= Memorial University of Newfoundland Botanical Garden =

Botanical garden in St. John's Canada

The Memorial University Botanical Garden is operated by Memorial University of Newfoundland in St. John's, Newfoundland and Labrador. It is located on Mount Scio Road in the suburbs of St. John's, and was founded in 1971 under the supervision of Dr. Bernard Jackson. Originally named the Oxen Pond Botanic Park, the gardens were opened to the public in 1977 and became a not-for-profit organization in 1994. The garden and nature trails were developed to provide a place where people of all ages and depths of interest can learn about the plants and natural environment of Newfoundland. The official emblem of the Garden is the twinflower (Linnaea borealis).

==Site==
The Botanical Garden property encloses an area of 110 acre, including Oxen Pond (for which the garden was originally named). The main building (Field Centre) is located on a 3 acre site on Mount Scio Road. The main garden area includes a greenhouse, an alpine house featuring high latitude plants, rock gardens, peat gardens, a heritage garden and a demonstration vegetable garden. The Garden is also a nature reserve, featuring 3.5km of trails in the surrounding boreal forest. Moose, snowshoe hare, ruffed grouse, common loons, black ducks, a large variety of songbirds, and other wildlife are frequently observed inside the park boundaries.

==Butterflies==
Plants producing nectar have been developed to maintain the two species of swallowtail butterflies, three species of whites and sulphur butterflies, five species of woodnymphs, ten species of brush-footed butterflies, four gossamer, and two skipper species that are found within the park. Three known overwintering butterflies stay as adults during the winter in the Garden's man-made butterfly houses. The concept of the butterfly house was designed by the Garden's original director, Dr. Bernard Jackson. The three species are known as the green comma, the mourning cloak, and Milbert's tortoiseshell. These butterflies are three of the very few butterflies that hibernate as adults during the winter.
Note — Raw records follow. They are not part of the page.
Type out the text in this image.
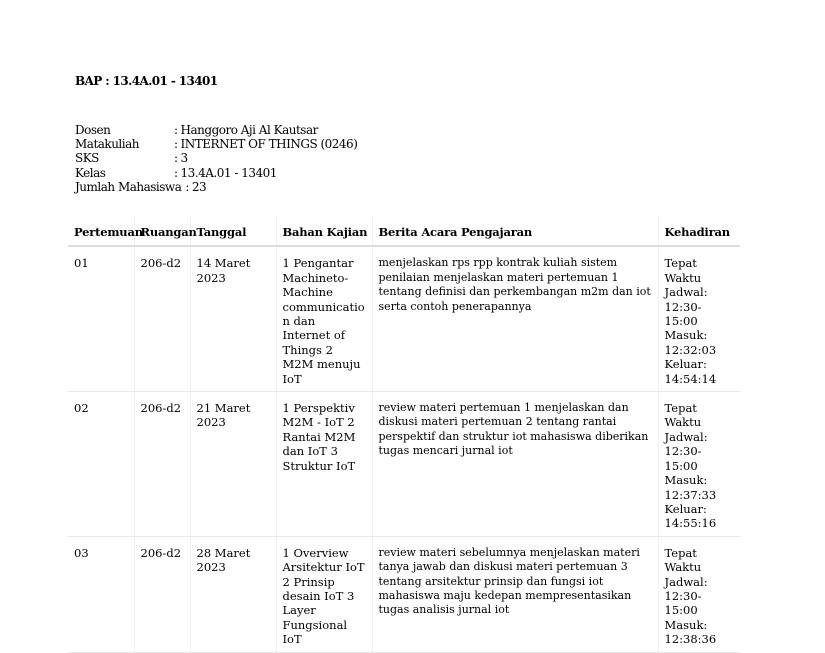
BAP : 13.4A.01 - 13401
Dosen	: Hanggoro Aji Al Kautsar
Matakuliah	: INTERNET OF THINGS (0246)
SKS	: 3
Kelas	: 13.4A.01 - 13401
Jumlah Mahasiswa : 23
Pertemuan	Ruangan	Tanggal	Bahan Kajian	Berita Acara Pengajaran	Kehadiran
01	206-d2	14 Maret 2023	1 Pengantar Machineto-Machine communication dan Internet of Things 2 M2M menuju IoT	menjelaskan rps rpp kontrak kuliah sistem penilaian menjelaskan materi pertemuan 1 tentang definisi dan perkembangan m2m dan iot serta contoh penerapannya	Tepat Waktu Jadwal: 12:30-15:00 Masuk: 12:32:03 Keluar: 14:54:14
02	206-d2	21 Maret 2023	1 Perspektiv M2M - IoT 2 Rantai M2M dan IoT 3 Struktur IoT	review materi pertemuan 1 menjelaskan dan diskusi materi pertemuan 2 tentang rantai perspektif dan struktur iot mahasiswa diberikan tugas mencari jurnal iot	Tepat Waktu Jadwal: 12:30-15:00 Masuk: 12:37:33 Keluar: 14:55:16
03	206-d2	28 Maret 2023	1 Overview Arsitektur IoT 2 Prinsip desain IoT 3 Layer Fungsional IoT	review materi sebelumnya menjelaskan materi tanya jawab dan diskusi materi pertemuan 3 tentang arsitektur prinsip dan fungsi iot mahasiswa maju kedepan mempresentasikan tugas analisis jurnal iot	Tepat Waktu Jadwal: 12:30-15:00 Masuk: 12:38:36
==The Friends of the Garden==
Members of the Friends of the Garden (FOG) are individuals who support the objectives of the Memorial University Botanical Garden. Volunteers have assisted the Garden since its creation in 1971; the FOG organization formed in 1976 and became a charitable organization in 1977. In August 2025, FOG had approximately 150 members. FOG volunteers provide support through fundraising activities (including their bi-annual plant sales), plant propagation, carpentry work, trail monitoring, leading birding walks, special event support, and more.

==Education==
The Garden acts as an outdoor classroom for students of Memorial University and a research facility for its faculty. Staff and researchers engage in plant propagation and seed banking of species native to the island of Newfoundland, and restore habitats for species at risk.

Educational programs for the general public include guided tours, lectures on various subjects, and workshops.